By Jared Wenzelburger / Fairfax County Times
A team of 80 firefighters from across Fairfax County began loading gear into semi-trucks on Sept. 24 for deployment to Florida in response to Hurricane Helene.
FEMA activated Virginia Task Force 1 in Fairfax County, Virginia Task Force 2 in Virginia Beach, and four other teams from across the nation. They arrived at their staging location on Sept. 25, hours after Governor Glenn Youngkin declared a state of emergency for the Commonwealth.
With extensive FEMA deployment experience, the task force is “recognized throughout the United States and the world as a premier leader in disaster response and the provision of training in catastrophic event mitigation, readiness and recovery,” according to the agency’s website.
Virginia Task Force 1 was notified of the deployment at 11 a.m. on Tuesday and prepared to leave for Florida about three hours later. Firefighters notified their families they would be gone for roughly two weeks—or longer if the mission called for it.
“This storm is forecasted to have a tremendously large storm surge,” said Planning Section Chief John Morrison. “We encourage people who live in that area to heed the warnings of emergency management officials.”

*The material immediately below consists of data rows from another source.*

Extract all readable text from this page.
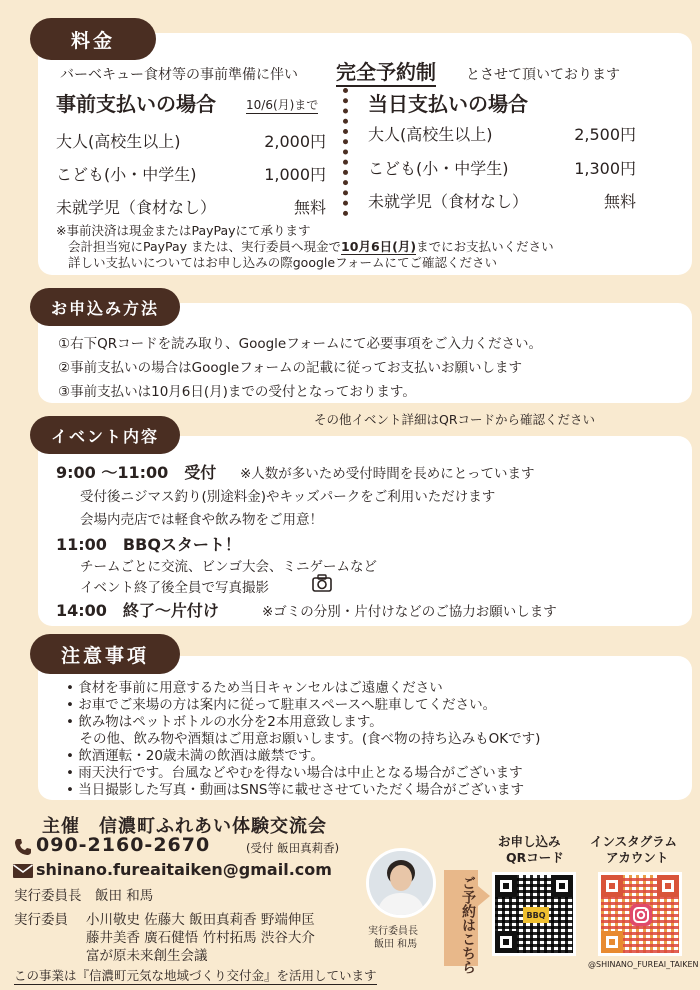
料金
バーベキュー食材等の事前準備に伴い 完全予約制 とさせて頂いております
事前支払いの場合	10/6(月)まで
大人(高校生以上)	2,000円
こども(小・中学生)	1,000円
未就学児（食材なし）	無料
当日支払いの場合
大人(高校生以上)	2,500円
こども(小・中学生)	1,300円
未就学児（食材なし）	無料
※事前決済は現金またはPayPayにて承ります
会計担当宛にPayPay または、実行委員へ現金で10月6日(月)までにお支払いください
詳しい支払いについてはお申し込みの際googleフォームにてご確認ください
お申込み方法
①右下QRコードを読み取り、Googleフォームにて必要事項をご入力ください。
②事前支払いの場合はGoogleフォームの記載に従ってお支払いお願いします
③事前支払いは10月6日(月)までの受付となっております。
その他イベント詳細はQRコードから確認ください
イベント内容
9:00 〜11:00　受付 ※人数が多いため受付時間を長めにとっています
受付後ニジマス釣り(別途料金)やキッズパークをご利用いただけます
会場内売店では軽食や飲み物をご用意！
11:00　BBQスタート！
チームごとに交流、ビンゴ大会、ミニゲームなど
イベント終了後全員で写真撮影
14:00　終了〜片付け	※ゴミの分別・片付けなどのご協力お願いします
注意事項
• 食材を事前に用意するため当日キャンセルはご遠慮ください
• お車でご来場の方は案内に従って駐車スペースへ駐車してください。
• 飲み物はペットボトルの水分を2本用意致します。
　その他、飲み物や酒類はご用意お願いします。(食べ物の持ち込みもOKです)
• 飲酒運転・20歳未満の飲酒は厳禁です。
• 雨天決行です。台風などやむを得ない場合は中止となる場合がございます
• 当日撮影した写真・動画はSNS等に載せさせていただく場合がございます
主催　信濃町ふれあい体験交流会
090-2160-2670	(受付 飯田真莉香)
shinano.fureaitaiken@gmail.com
実行委員長　飯田 和馬
実行委員 小川敬史 佐藤大 飯田真莉香 野端伸匡
藤井美香 廣石健悟 竹村拓馬 渋谷大介
富が原未来創生会議
実行委員長
飯田 和馬	ご予約はこちら
お申し込み
QRコード
インスタグラム
アカウント
BBQ
@SHINANO_FUREAI_TAIKEN
この事業は『信濃町元気な地域づくり交付金』を活用しています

According to the National Oceanic and Atmospheric Administration (NOAA), the storm developed from a tropical cyclone into a hurricane on Wednesday as wind speeds continued to rise.
“Helene is expected to bring a life-threatening storm surge, damaging winds, and flood rains to a large portion of Florida and the southeast United States,” NOAA stated in a post on X. “Devastating hurricane-force winds are expected across portions of northern Florida and southern Georgia where the core of Helene moves inland.”
Virginia Task Force 1 comprises emergency managers, planners, physicians, paramedics, doctors, structural engineers, hazardous materials specialists, heavy rigging crews, K-9 units, and search and rescue teams.
Swift water rescue boats, all-terrain vehicles, and other equipment began their journey to Florida, followed by a bus full of highly trained search and rescue crews and four K-9s ready to assist in efforts to save lives.
Jennifer Heiner, a lifelong resident of Northern Virginia, is one of nine women on the Fairfax County-based team being deployed to Florida. She has been with Fairfax County Fire and Rescue for 14 years and has been deployed nearly a dozen times, she said.
“There’s going to be a lot of flooding, a lot of people that need help getting out of their homes,” said Heiner. “We’re going to help them get out of their homes and get somewhere safe. There’s a lot of elderly (people) in Florida, so we’re getting those people out who may not have family to help them.”
As part of the Fairfax County Fire and Rescue Department, the task force maintains constant operational readiness for local, national and international responses.
The Fairfax County task force is one of 28 search and rescue teams across the U.S. available for national deployment and one of just two available for international deployment. The task force’s most recent mission brought a team to South Carolina in response to Tropical Storm Debby in August. Other past missions include responding to earthquakes in Turkey and Japan, coordinating an incident support team during President Barack Obama’s inauguration, and responding to the terrorist attacks on the Pentagon on Sept. 11, 2001.
“One of the great things is we can take all the lessons we learn when we deploy domestically for large disasters and bring that back home,” said Morrison. “We are better rescuers locally because of the work we do both domestically and internationally.”